Hainichen

Bachbettberäumung Kleine Striegis

Nunmehr konnten im Rahmen der Baumaßnahmen zu den Schadstellen des Hochwassers 2013 auch die Instandsetzungen an der innerstädtischen Striegis zwischen Brücke Mittweidaer Str. 50 und Brücke Ernst-Thälmann-Straße erfolgreich abgeschlossen werden. Es wurden entlang des Bachlaufes ein Vielzahl an Schadstellen in der Bachsohlenbefestigung repariert.

Die Firma Bö-Fi Hoch- und Tiefbau GmbH aus Lichtenberg war für eine Bruttoauftragssumme von ca. 54.000 € tätig.

Die Arbeiten konnten weitestgehend planmäßig ausgeführt werden. Lediglich im Streckenabschnitt zwischen Mittweidaer Str. 32 und Am Wehr 12 wurde nach Freilegung des Bachbettes ersichtlich, dass ein größerer Teil der seitlichen Bachbettbefestigung geschädigt war, als dies zur Schadensaufnahme 2013 und 2015 erkannt werden konnte.

Ich möchte hiermit die Gelegenheit nutzen, auf zwei Dinge hinzuweisen, die im Zuge der Schadensbeseitigung thematisiert wurden. Zum einen ist dies die Mahd im Striegisbereich, welche aus Umweltauflagen nicht so rigoros  durchgeführt werden kann, wie viele Bürger es offensichtlich gern sehen würden. Der Bachbettbereich ist u.a. Lebensraum für Tiere und somit schützenswert. Die Vegetation flach zu halten ist die eine Seite. Verdeckte Brutplätze für Wasservögel und dgl. mehr zu erhalten ist die andere Seite. Die Mahd kann daher nur Zug um Zug erfolgen, so dass Zwischenbereiche solange stehen bleiben müssen, bis andere wieder nachgewachsen sind. Der Bauhof der Stadt Hainichen ist auf einem guten Weg, diesem gerecht zu werden. Zum anderen sind uns im Zuge der Maßnahme einige private Bachmauern aufgefallen, die in einem desolaten Zustand sind, kurz vor dem Zusammenbruch stehen oder es bereits in Teilen schon sind.

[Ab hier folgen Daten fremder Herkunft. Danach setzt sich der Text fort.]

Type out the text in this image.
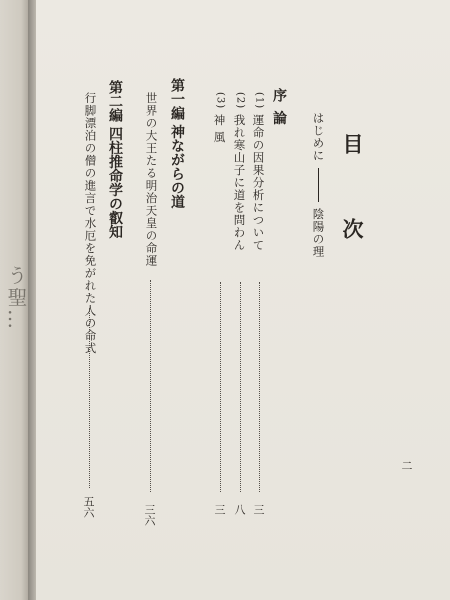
う聖…
目
次
はじめに陰陽の理
二
序 論
(1) 運命の因果分析について
(2) 我れ寒山子に道を問わん
(3) 神 風
三
八
三
第一編 神ながらの道
世界の大王たる明治天皇の命運
三六
第二編 四柱推命学の叡知
行脚漂泊の僧の進言で水厄を免がれた人の命式
五六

Ich möchte hiermit an alle Striegisanlieger appellieren, ihre bachangrenzenden Bauten auf Stabilität zu prüfen und notwendige Reparaturen auszuführen, bevor größere Schäden entstehen. Die Gewalten des Wassers sollten nicht unterschätzt werden. Kleinere Schäden bieten oft schon Angriffsflächen, welche sich unter Wasservollstand rasant und ohne Vorwarnung zur „Katastrophe“ ausweiten können. Sie schädigen dann meist nicht nur sich selbst, sondern auch ihre Nachbarn und Weitere.